In its  latest publication,  ‘2013 World Energy Issues Monitor’ which is an annual assessment of the issues impacting the global and regional energy sector, energy leaders believe that until there is clarity on the price of carbon, CCS will continue to be seen as an additional cost on energy.

Dr Christoph Frei (pictured on the left), Secretary General of the WEC and author of the report said: “The report is significant and clearly shows the insomnia issues keeping energy leaders awake at night. For me the most significant change is the way CCS is now being viewed with a clear tension between the desire of energy leaders for a climate framework and the lack of confidence in some mitigating technologies. This change in perception is of considerable concern as the success of new technologies like CCS will be critical if we are to achieve the massive transition required in the energy sector.”

Although a global picture, the report singled out Europe as a region least likely to adopt CCS.

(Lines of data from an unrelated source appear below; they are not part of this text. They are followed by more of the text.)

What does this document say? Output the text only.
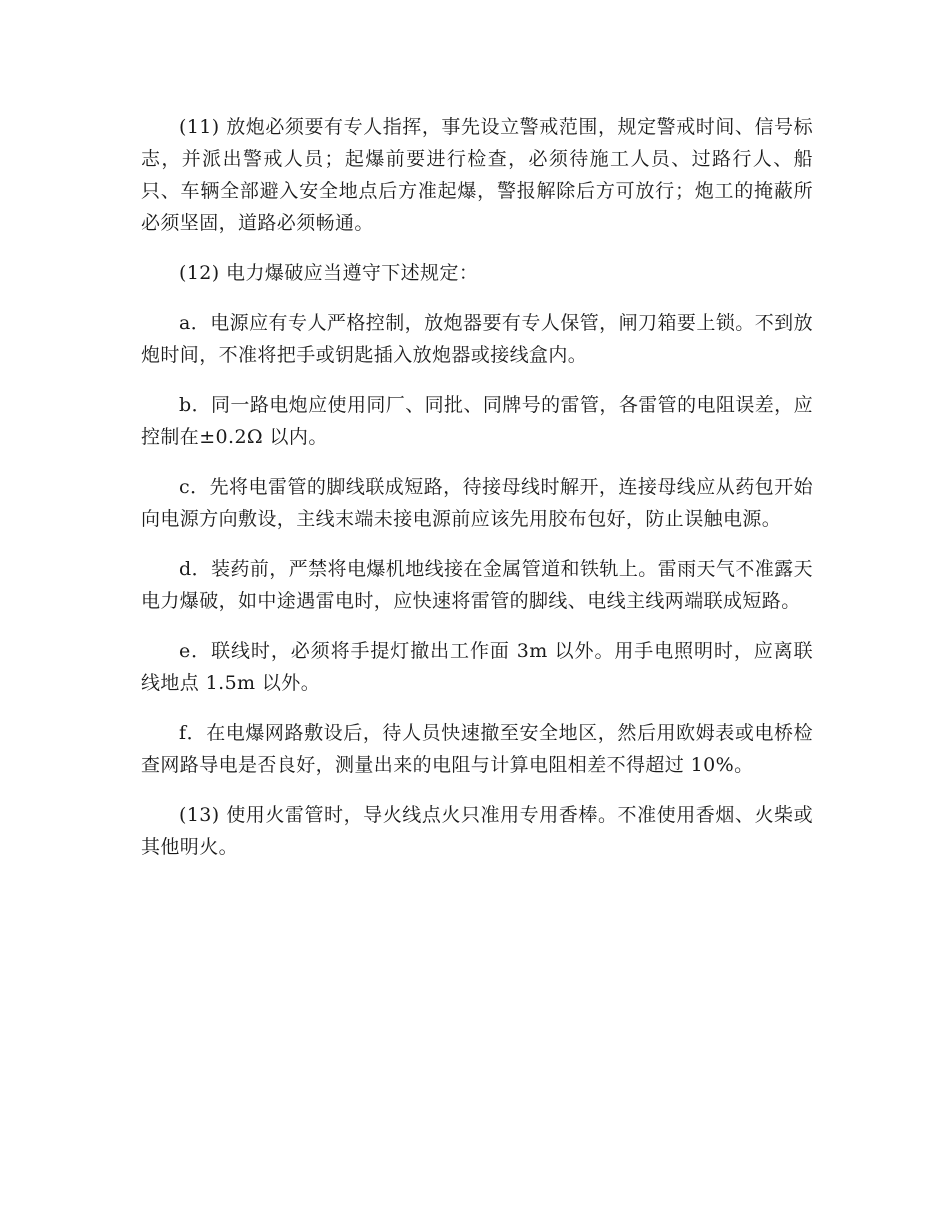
(11) 放炮必须要有专人指挥，事先设立警戒范围，规定警戒时间、信号标志，并派出警戒人员；起爆前要进行检查，必须待施工人员、过路行人、船只、车辆全部避入安全地点后方准起爆，警报解除后方可放行；炮工的掩蔽所必须坚固，道路必须畅通。

(12) 电力爆破应当遵守下述规定：

a．电源应有专人严格控制，放炮器要有专人保管，闸刀箱要上锁。不到放炮时间，不准将把手或钥匙插入放炮器或接线盒内。

b．同一路电炮应使用同厂、同批、同牌号的雷管，各雷管的电阻误差，应控制在±0.2Ω 以内。

c．先将电雷管的脚线联成短路，待接母线时解开，连接母线应从药包开始向电源方向敷设，主线末端未接电源前应该先用胶布包好，防止误触电源。

d．装药前，严禁将电爆机地线接在金属管道和铁轨上。雷雨天气不准露天电力爆破，如中途遇雷电时，应快速将雷管的脚线、电线主线两端联成短路。

e．联线时，必须将手提灯撤出工作面 3m 以外。用手电照明时，应离联线地点 1.5m 以外。

f．在电爆网路敷设后，待人员快速撤至安全地区，然后用欧姆表或电桥检查网路导电是否良好，测量出来的电阻与计算电阻相差不得超过 10%。

(13) 使用火雷管时，导火线点火只准用专用香棒。不准使用香烟、火柴或其他明火。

WEC suggested a low carbon price does not support the long term goals of greenhouse gas emissions in Europe, making CCS or more efficient gas power plants “less investable”. The report claims the EU efficiency directive does not provide any “ambitious” binding incentives, therefore the “achievement of final objectives is doubtful”.

The report also suggested continued uncertainty in climate frameworks, political instability and energy price volatility are also some of the issues holding back the transition of the global energy industry.

Although unconventional fossil fuels, including shale gas and oil, are considered to be game changers for the industry, the study found further action is needed to realise their potential. Renewable energy and energy efficiency are also areas that need to be looked into as they could contribute to diversity and security of supply as well as give access to the 1.3 billion people in the world who still don’t have access to energy.

The report was unveiled at the World Energy Leaders’ Summit in New Delhi, India, where more than 70 ministers and CEO’s from over 30 countries gathered to discuss the critical issues affecting the energy world.